When bioinformaticians go walking in the woods, they DON’T take the road less traveled – they take the reliable, well-tested route that is sure to get them home. When it comes to relying on predictions made by computational models, biologists often find it wise to keep their skeptic caps on, and rightly so. Today, biomedical molecular data lies at the heart of these critical decisions.
Due to a large amount of data available today, along with well-established machine learning algorithms, the design of largely automated drug development pipelines can now be envisioned. These pipelines guide, or speed up drug discovery, provide a better understanding of diseases and associated biological phenomena, help plan preclinical wet-lab experiments, and even future clinical trials. Here too, data plays a critical role in solving the current issue of the low productivity rate that pharmaceutical companies currently face2.
The reliability and confidence factor of methods, datasets, and the resulting inferences play a crucial role in backing any discovery. But how do research organizations begin to ensure a high-reliability factor when it comes to the data they utilize?

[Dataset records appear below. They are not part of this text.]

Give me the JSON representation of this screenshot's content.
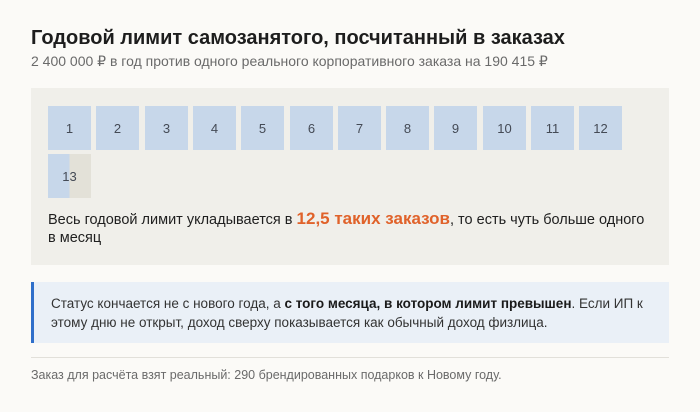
{
  "header": {
    "title": "Годовой лимит самозанятого, посчитанный в заказах",
    "subtitle": "2 400 000 ₽ в год против одного реального корпоративного заказа на 190 415 ₽"
  },
  "orders": {
    "cells": [
      {
        "label": "1",
        "fill": 1
      },
      {
        "label": "2",
        "fill": 1
      },
      {
        "label": "3",
        "fill": 1
      },
      {
        "label": "4",
        "fill": 1
      },
      {
        "label": "5",
        "fill": 1
      },
      {
        "label": "6",
        "fill": 1
      },
      {
        "label": "7",
        "fill": 1
      },
      {
        "label": "8",
        "fill": 1
      },
      {
        "label": "9",
        "fill": 1
      },
      {
        "label": "10",
        "fill": 1
      },
      {
        "label": "11",
        "fill": 1
      },
      {
        "label": "12",
        "fill": 1
      },
      {
        "label": "13",
        "fill": 0.5
      }
    ],
    "result_before": "Весь годовой лимит укладывается в ",
    "result_accent": "12,5 таких заказов",
    "result_after": ", то есть чуть больше одного в месяц"
  },
  "note": {
    "text_before": "Статус кончается не с нового года, а ",
    "text_bold": "с того месяца, в котором лимит превышен",
    "text_after": ". Если ИП к этому дню не открыт, доход сверху показывается как обычный доход физлица."
  },
  "footnote": "Заказ для расчёта взят реальный: 290 брендированных подарков к Новому году.",
  "colors": {
    "accent": "#e0622a",
    "cell_fill": "#c7d7ea",
    "note_border": "#2f6fca"
  }
}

Data-informed vs. Data-driven
Most research teams that recognize the value of good data can be described as data-informed or data-driven.
Being ‘data-informed‘ is the lowest level of data integration – lab members collect data from various sources, organize and document it. The team has access to the data, and the decision-makers use dashboards or Excel sheets to maintain their datasets. Such research groups use data but don’t employ data science or rely on machine learning to drive critical decisions. For example, data-informed teams could refrain from depending on automated infrastructures to obtain public data.
Being ‘data-driven’ is the next level of data integration. Data-driven research teams understand the potential of good data competently and better recognize and utilize the scale and variety of public data available today. Although there are degrees to being data-driven, such teams do not shy away from relying on better-curated datasets, algorithms, and automated pipelines to make data-led decisions.
Is Being Data-Driven Enough?
Although data-driven teams see a lot of success, they are often far from achieving the full potential of the data they handle. In fact, if implemented incorrectly, a data-driven approach may defeat its purpose. Independently creating high-quality, high-value data lakes is time-consuming. Further, this mimics creating a data silo that is limited by an exclusive infrastructure2.
Well-curated datasets remain under-utilized in such a system. Algorithms and automated pipelines are developed and dismantled without being utilized as a shared resource. Additionally, it is hard to reproduce workflows and design machine learning models around a system that is clean and curated but lacks universal usability.
Data-Centricity Makes All the Difference
Comparatively, a data-centric approach integrates data as the necessary centerpiece at multiple levels of the data analysis and interpretation cycle. It marks the highest level of data integration that infrastructure can achieve. A data-centric laboratory’s architecture is built on the reliability and reusability of its core model. Additionally, this disrupts the problem of creating information silos.
The root of the information-silo problem is the application-centric approach. Research laboratories create projects or buy equipment to respond to a specific need with a deadline, ignoring other variables such as data control, quality, or a reusable architecture. Whereas, a data-centric architecture has a permanent and primary core: data. Applications and analysis pipelines are ephemeral; they live as long as they are useful. But data endures.
Data-Centric Approach for Biological ML Models
The promise of AI-driven drug design carries several challenges – the need for appropriate datasets, the ability to generate and test evolving biological hypotheses, multi-parameter optimization, reduction in design-make-test-analyze cycle times, and adaptability of research culture. Amidst this, a data-centric approach recognizes the value of high-quality data that significantly improves the data training efficiency of ML-driven drug design models. According to Andrew Ng, good data is defined consistently, covers important cases, has timely feedback from production data, and is sized appropriately.
With a data-centric system, healthcare enterprises utilizing ML methods quickly accumulate a large quantity of quality data to make reliable predictive models. Such systems can learn from this data and help decision-makers get faster valuable insights into their research problems3. The use of consistent data is paramount. Tools like Polly, which give access to quality datasets, allow multiple models to do well.
Data has empowered drug discovery like never before. We must have machines at our side if we’re to find patterns in the modern-day data deluge. To that end, both high-quality data and a data-centric approach in the laboratory are of paramount importance.
- Pammolli, F., Magazzini, L., & Riccaboni, M. The productivity crisis in pharmaceutical R&D. Nature reviews Drug discovery, 10(6), 428-438 (2011).
- Khatami, S. G., Mubeen, S., & Hofmann-Apitius, M. Data science in neurodegenerative disease: Its capabilities, limitations, and perspectives. Current opinion in neurology, 33(2), 249 (2020).
- Talevi, A., Morales, J. F., Hather, G., Podichetty, J. T., Kim, S., Bloomingdale, et al. Machine learning in drug discovery and development Part 1: a primer. CPT: pharmacometrics & systems pharmacology, 9(3), 129-142 (2020).